Oggi centrocampista del Gubbio in Serie C, diversi anni fa promessa del settore giovanile della Fiorentina
Federico Carraro si racconta. E lo fa con una lunga intervista concessa a La Giovane Italia. L'ex talento della Fiorentina Primavera oggi gioca in Serie C al Gubbio ma ripercorre le tappe della sua carriera, passando naturalmente anche dall'esperienza in viola."Ho fatto 4-5 anni al Padova e poi, a 13-14 anni, diverse squadre iniziarono a interessarsi a me.
Con la mia famiglia e il mio agente decidemmo di accettare la proposta della Fiorentina". Era la Fiorentina di Corvino. Che salto fu per te? "Un grande passo. A 14 anni non ti rendi ancora conto di tutto, ma vivere da solo in convitto, lontano dalla famiglia, ti forma tantissimo.

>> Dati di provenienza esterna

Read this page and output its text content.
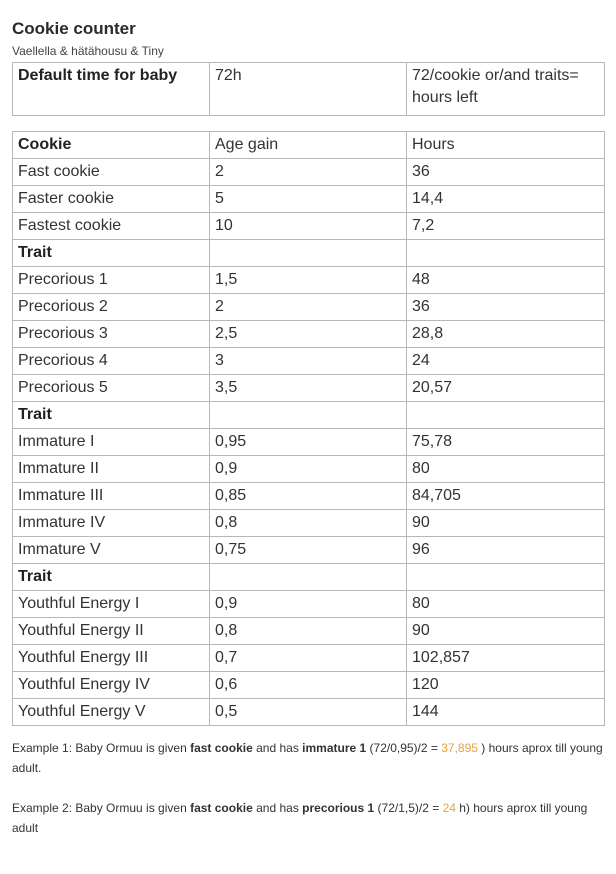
Cookie counter
Vaellella & hätähousu & Tiny
Default time for baby	72h	72/cookie or/and traits= hours left
Cookie	Age gain	Hours
Fast cookie	2	36
Faster cookie	5	14,4
Fastest cookie	10	7,2
Trait		
Precorious 1	1,5	48
Precorious 2	2	36
Precorious 3	2,5	28,8
Precorious 4	3	24
Precorious 5	3,5	20,57
Trait		
Immature I	0,95	75,78
Immature II	0,9	80
Immature III	0,85	84,705
Immature IV	0,8	90
Immature V	0,75	96
Trait		
Youthful Energy I	0,9	80
Youthful Energy II	0,8	90
Youthful Energy III	0,7	102,857
Youthful Energy IV	0,6	120
Youthful Energy V	0,5	144
Example 1: Baby Ormuu is given fast cookie and has immature 1 (72/0,95)/2 = 37,895 ) hours aprox till young adult.
Example 2: Baby Ormuu is given fast cookie and has precorious 1 (72/1,5)/2 = 24 h) hours aprox till young adult
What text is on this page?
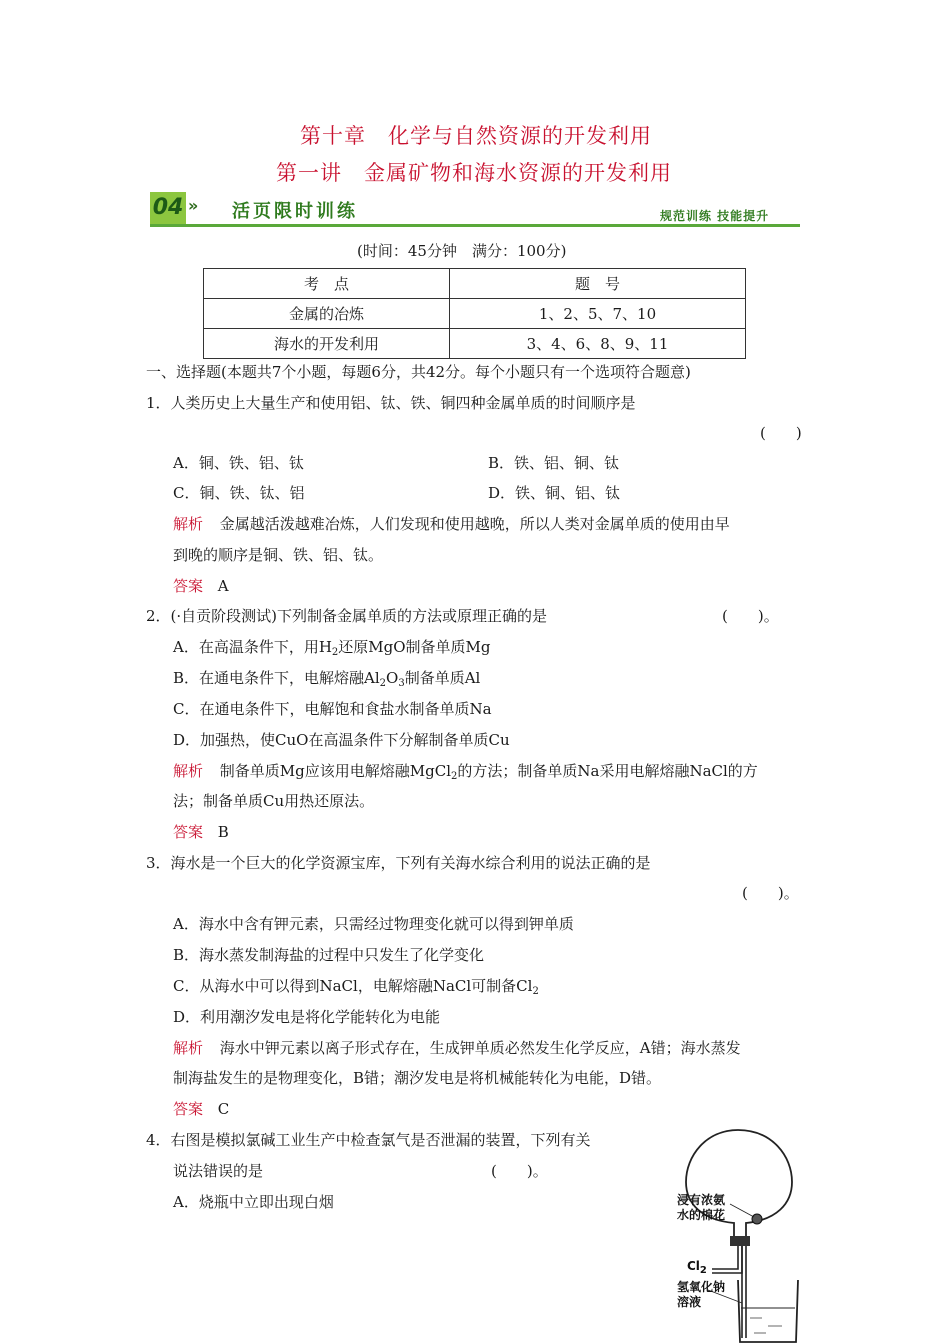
第十章　化学与自然资源的开发利用
第一讲　金属矿物和海水资源的开发利用
04 » 活页限时训练	规范训练 技能提升
(时间：45分钟　满分：100分)
考　点	题　号
金属的冶炼	1、2、5、7、10
海水的开发利用	3、4、6、8、9、11
一、选择题(本题共7个小题，每题6分，共42分。每个小题只有一个选项符合题意)
1．人类历史上大量生产和使用铝、钛、铁、铜四种金属单质的时间顺序是
(　　)
A．铜、铁、铝、钛	B．铁、铝、铜、钛
C．铜、铁、钛、铝	D．铁、铜、铝、钛
解析 金属越活泼越难冶炼，人们发现和使用越晚，所以人类对金属单质的使用由早
到晚的顺序是铜、铁、铝、钛。
答案 A
2．(·自贡阶段测试)下列制备金属单质的方法或原理正确的是	(　　)。
A．在高温条件下，用$H_2$还原MgO制备单质Mg
B．在通电条件下，电解熔融$Al_2O_3$制备单质Al
C．在通电条件下，电解饱和食盐水制备单质Na
D．加强热，使CuO在高温条件下分解制备单质Cu
解析 制备单质Mg应该用电解熔融MgCl$_2$的方法；制备单质Na采用电解熔融NaCl的方
法；制备单质Cu用热还原法。
答案 B
3．海水是一个巨大的化学资源宝库，下列有关海水综合利用的说法正确的是
(　　)。
A．海水中含有钾元素，只需经过物理变化就可以得到钾单质
B．海水蒸发制海盐的过程中只发生了化学变化
C．从海水中可以得到NaCl，电解熔融NaCl可制备$Cl_2$
D．利用潮汐发电是将化学能转化为电能
解析 海水中钾元素以离子形式存在，生成钾单质必然发生化学反应，A错；海水蒸发
制海盐发生的是物理变化，B错；潮汐发电是将机械能转化为电能，D错。
答案 C
4．右图是模拟氯碱工业生产中检查氯气是否泄漏的装置，下列有关
说法错误的是	(　　)。
A．烧瓶中立即出现白烟	浸有浓氨
水的棉花
$Cl_2$
氢氧化钠
溶液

Giocare per una società di Serie A, con un settore giovanile organizzato, è stata un’esperienza che mi ha fatto crescere molto, come giocatore e come persona". Hai avuto difficoltà ad ambientarti? "In realtà no. Mi sono trovato subito bene con il gruppo, la società e i tutor.
I miei genitori venivano ogni weekend a trovarmi, quindi non ho sofferto troppo la lontananza". Nel 2009 con gli Allievi Nazionali vinci lo Scudetto contro l’Inter, con 29 gol in 26 partite. "Quella è stata una stagione davvero speciale: ci siamo divertiti tanto ed eravamo un gruppo straordinario, noi del ’92.
Vincere uno Scudetto è stata un’emozione indescrivibile e, in più, riuscire a segnare 29 gol, compreso quello in finale contro l’Inter, ha reso quell’annata semplicemente indimenticabile". Poi la Primavera della Fiorentina, con finali e titoli importanti.
"Sì, la Primavera di quegli anni era davvero una vetrina importante. Vincemmo la Coppa Italia contro la Roma, con 15000 spettatori al Franchi e 25000 all’Olimpico. Erano anni bellissimi: c’era grande attenzione verso il nostro gruppo".
C’è una figura a cui ti senti particolarmente grato in quegli anni? "Ce ne sarebbero tanti, ma dico Renato Buso. Mi ha allenato per quattro anni e mi ha insegnato molto. Con lui ho condiviso un percorso importante". Buso di te disse che eri “espansivo ed estroverso, sempre al centro dell’attenzione”.
Ti ritrovi in quella descrizione? "Sì, ai tempi ero così. Mi piaceva essere protagonista e cercavo attenzioni. Oggi ho una testa completamente diversa". Nel 2010 arriva l’esordio con la Prima Squadra: Coppa Italia e poi Serie A con Prandelli.
Che emozioni hai provato? "Quell’anno è stato il penultimo alla Fiorentina. Da gennaio ero praticamente sempre con la Prima Squadra, anche se in Primavera giocavo poco. Quando ho saputo che sarei andato in panchina per la Coppa Italia, l’emozione è stata enorme.
Avevo 17 anni all’esordio al Franchi: l’ansia c’era, ma allo stesso tempo ero un po’ spavaldo, quindi non l’ho sentita come forse l’avrebbe sentita un altro ragazzo. Quei cinque mesi con la Prima Squadra sono stati davvero formativi: ho giocato due partite di Coppa Italia contro Chievo e Lazio, poi ho fatto il mio esordio in Serie A con il Bari.
Inoltre, la Fiorentina era in Champions League, quindi sono andato in panchina a Liverpool e a Monaco contro il Bayern. Per un ragazzo di 17 anni sono stati mesi davvero intensi. All’epoca in panchina c’erano 18 giocatori e solo tre cambi, quindi trovare spazio non era affatto semplice".
In quello spogliatoio c’erano giocatori importanti. Chi ti ha aiutato di più? "Tutti, davvero. C’erano molti italiani in squadra in quel periodo e tutti mi hanno dato una mano: Montolivo, Natali, Dainelli… ragazzi che mi davano sempre un consiglio.
Tra quelli del mio ruolo, però, c’era Adrian Mutu, che mi stava sempre vicino e credeva in me. Era un ragazzo d’oro: si dice anche altro di lui, ma con me è sempre stato gentile e disponibile. Inoltre, avendo lo stesso ruolo, cercava di darmi consigli preziosi per crescere".